Coq au vin is a classic French dish that translates to “rooster in wine.” It is a rich, flavorful stew made primarily with chicken (originally an older rooster, which is tougher and benefits from long cooking), red wine, lardons (small strips or cubes of pork fat, often from bacon), mushrooms, onions, garlic, and sometimes carrots.
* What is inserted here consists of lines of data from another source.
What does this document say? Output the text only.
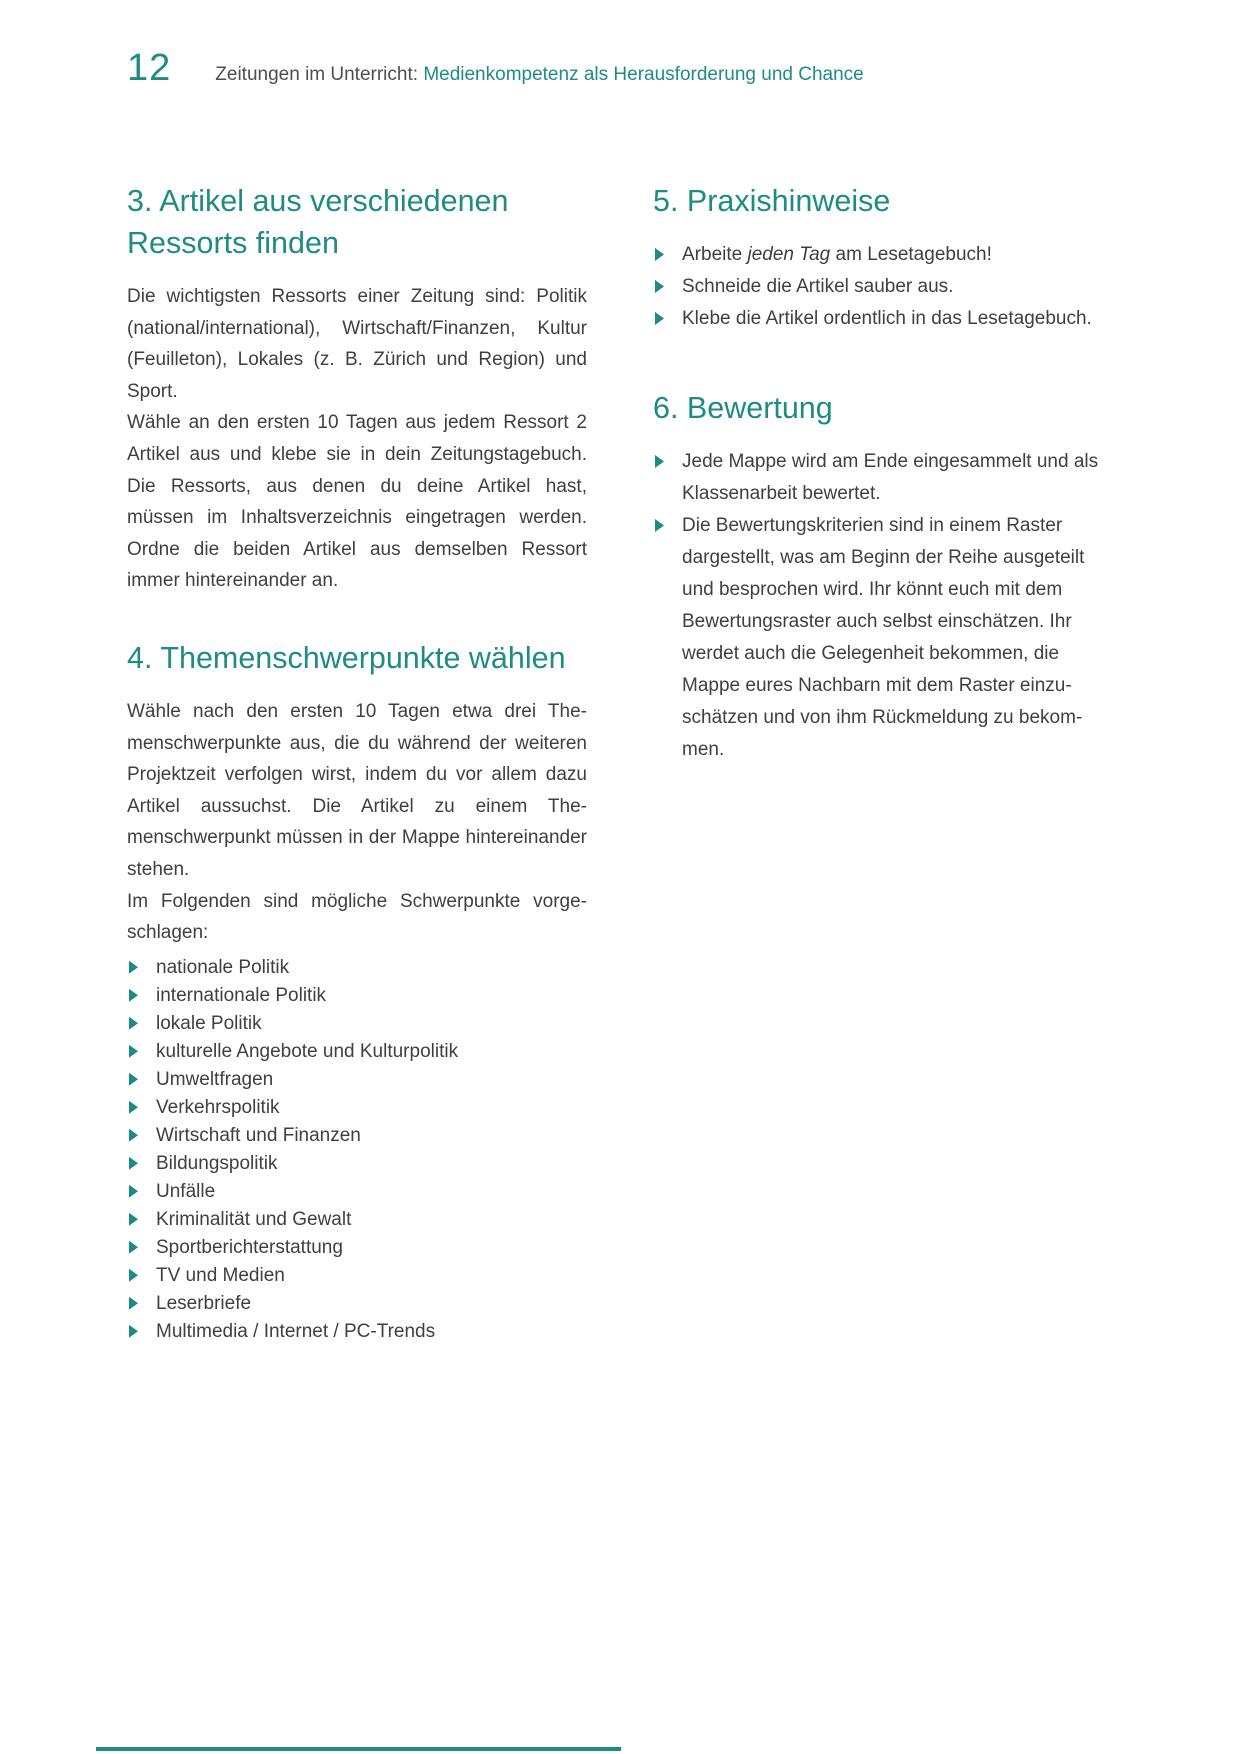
12 Zeitungen im Unterricht: Medienkompetenz als Herausforderung und Chance
3. Artikel aus verschiedenen Ressorts finden

Die wichtigsten Ressorts einer Zeitung sind: Politik (national/international), Wirtschaft/Finanzen, Kultur (Feuilleton), Lokales (z. B. Zürich und Region) und Sport.

Wähle an den ersten 10 Tagen aus jedem Ressort 2 Artikel aus und klebe sie in dein Zeitungstagebuch. Die Ressorts, aus denen du deine Artikel hast, müssen im Inhaltsverzeichnis eingetragen werden. Ordne die beiden Artikel aus demselben Ressort immer hintereinander an.

4. Themenschwerpunkte wählen

Wähle nach den ersten 10 Tagen etwa drei Themenschwerpunkte aus, die du während der weiteren Projektzeit verfolgen wirst, indem du vor allem dazu Artikel aussuchst. Die Artikel zu einem Themenschwerpunkt müssen in der Mappe hintereinander stehen.

Im Folgenden sind mögliche Schwerpunkte vorgeschlagen:

nationale Politik
internationale Politik
lokale Politik
kulturelle Angebote und Kulturpolitik
Umweltfragen
Verkehrspolitik
Wirtschaft und Finanzen
Bildungspolitik
Unfälle
Kriminalität und Gewalt
Sportberichterstattung
TV und Medien
Leserbriefe
Multimedia / Internet / PC-Trends
5. Praxishinweise
Arbeite jeden Tag am Lesetagebuch!
Schneide die Artikel sauber aus.
Klebe die Artikel ordentlich in das Lesetagebuch.
6. Bewertung
Jede Mappe wird am Ende eingesammelt und als Klassenarbeit bewertet.
Die Bewertungskriterien sind in einem Raster dargestellt, was am Beginn der Reihe ausgeteilt und besprochen wird. Ihr könnt euch mit dem Bewertungsraster auch selbst einschätzen. Ihr werdet auch die Gelegenheit bekommen, die Mappe eures Nachbarn mit dem Raster einzuschätzen und von ihm Rückmeldung zu bekommen.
The dish is traditionally slow-cooked to allow the flavors to meld together and the chicken to become tender.


  • Chicken: Typically a whole chicken cut into parts or chicken thighs and legs.
  • Red Wine: Burgundy wine is most commonly used, though other red wines can be substituted.
  • Lardons: Small pieces of pork fat or bacon that add a smoky, rich flavor.
  • Mushrooms: Sliced and sautéed to add depth to the dish.
  • Onions and Garlic: Essential aromatics that form the flavor base.
  • Carrots: Optional, but add sweetness and color.
  • Herbs: Thyme, bay leaves, and sometimes parsley are used for seasoning.
  • Broth: Chicken or beef broth is often added for additional depth.


  1. Marinating: The chicken is often marinated in red wine with herbs and aromatics to infuse flavor.
  2. Browning: The chicken pieces are browned in a pan with the lardons to develop a deep, savory flavor.
  3. Sautéing: Mushrooms, onions, and garlic are sautéed until tender.
  4. Simmering: The chicken is then combined with the wine, broth, sautéed vegetables, and herbs, and simmered slowly until the meat is tender and the flavors are well-blended.
  5. Thickening: The sauce is often thickened at the end, sometimes with a beurre manié (a paste of butter and flour) or by reducing the liquid.


Coq au vin is typically served hot, often accompanied by crusty bread, mashed potatoes, or noodles to soak up the flavorful sauce. It is a comforting and hearty dish, perfect for a special occasion or a cozy meal.